O editor devia ter entrado no seu
escritório por uma porta traseira; Schopenhauer esperara na porta da frente desde
que a madrugada rompera. Uma palavra, só teria precisado de uma única palavra dele,
mas os tipógrafos instruídos para o acalmarem não o largaram de vista, nem por nada,
desde que ele começara a bater nos caixotes e a gritar irado com o editor dizendo-lhe
que devia, por gentileza, cumprir com a sua parte do contrato, tal como ele o fizera.

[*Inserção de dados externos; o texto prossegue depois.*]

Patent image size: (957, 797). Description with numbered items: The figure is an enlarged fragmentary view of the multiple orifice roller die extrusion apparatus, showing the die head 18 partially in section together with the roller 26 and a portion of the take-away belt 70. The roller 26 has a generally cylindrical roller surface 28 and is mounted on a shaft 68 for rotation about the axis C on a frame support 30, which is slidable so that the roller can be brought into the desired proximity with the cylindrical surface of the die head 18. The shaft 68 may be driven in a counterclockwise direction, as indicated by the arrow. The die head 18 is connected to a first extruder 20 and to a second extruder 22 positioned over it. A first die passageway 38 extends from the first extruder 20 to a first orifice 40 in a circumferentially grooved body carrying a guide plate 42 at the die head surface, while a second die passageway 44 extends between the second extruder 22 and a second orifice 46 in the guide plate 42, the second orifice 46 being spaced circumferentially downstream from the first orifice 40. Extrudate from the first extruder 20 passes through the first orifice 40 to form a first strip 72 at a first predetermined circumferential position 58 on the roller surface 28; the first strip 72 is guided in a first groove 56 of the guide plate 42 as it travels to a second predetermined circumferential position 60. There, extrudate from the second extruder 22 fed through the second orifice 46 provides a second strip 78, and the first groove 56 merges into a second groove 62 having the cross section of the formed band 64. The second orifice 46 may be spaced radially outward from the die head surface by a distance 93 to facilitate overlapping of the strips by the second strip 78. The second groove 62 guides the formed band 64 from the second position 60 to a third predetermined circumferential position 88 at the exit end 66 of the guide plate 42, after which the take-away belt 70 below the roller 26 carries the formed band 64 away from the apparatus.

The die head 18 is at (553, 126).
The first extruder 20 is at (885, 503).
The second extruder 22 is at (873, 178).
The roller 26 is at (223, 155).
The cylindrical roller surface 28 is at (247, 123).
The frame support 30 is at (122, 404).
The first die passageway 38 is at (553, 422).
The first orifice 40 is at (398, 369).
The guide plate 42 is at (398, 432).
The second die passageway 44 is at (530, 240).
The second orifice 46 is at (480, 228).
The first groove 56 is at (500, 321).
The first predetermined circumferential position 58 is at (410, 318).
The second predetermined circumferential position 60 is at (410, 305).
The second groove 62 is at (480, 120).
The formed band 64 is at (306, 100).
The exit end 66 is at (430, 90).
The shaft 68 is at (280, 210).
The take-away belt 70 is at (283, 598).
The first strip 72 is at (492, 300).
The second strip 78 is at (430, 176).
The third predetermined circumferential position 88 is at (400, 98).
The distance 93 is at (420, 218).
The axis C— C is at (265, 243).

O cheiro a estrume de cavalo anunciava a estação dos correios. Havia uma canga no
pátio, quatro cavalos exaustos, encharcados de suor. Entrou mais uma carruagem a
ressoar pela porta da cidade. O postilhão produziu um grasno com a corneta e puxou
as rédeas. Seis passageiros desceram um a seguir ao outro, apoiando-se no degrau
com um passo firme.
Schopenhauer
abriu a porta dos correios com um empurrão. Na outra extremidade da sala baixa com
abóbadas apoiadas em colunas imponentes, destacava-se um funcionário por detrás
de um balcão que lhe dava pela altura do peito. Quando parte o próximo correio para
Dresden?, perguntou Schopenhauer. Normal ou urgente? Desculpe? Schopenhauer inclinou-se
para a frente e pôs a mão atrás da orelha esquerda. Voltou imediatamente a tirá-la;
detestava gestos habituais, como se revelassem demasiado sobre a sua pessoa. É
indiferente. O funcionário olhou para o relógio e disse: De acordo com o horário,
daqui a seis horas. Carruagem com regresso, para si, mais cedo. Quatro táleres,
dezoito xelins e nove pfennings, gorjeta
para o postilhão incluída. Aquele ali. Um postilhão provinciano, vestindo
jaquetão amarelo com colarinhos azuis, uns calções de couro que já não eram
brancos e botas altas, estava encostado à parede, a fumar um cachimbo de porcelana,
e acenou obsequiosamente ao seu hipotético passageiro. Tanto?, perguntou Schopenhauer e pensou: é indiferente; só me quero ir embora, sair
daqui». In Christoph Poschenrieder, A Paixão de Schopenhauer, 2010, tradução de
Manuela Ramos, Saída de Emergência, 2011, ISBN 978-989-637-363-4.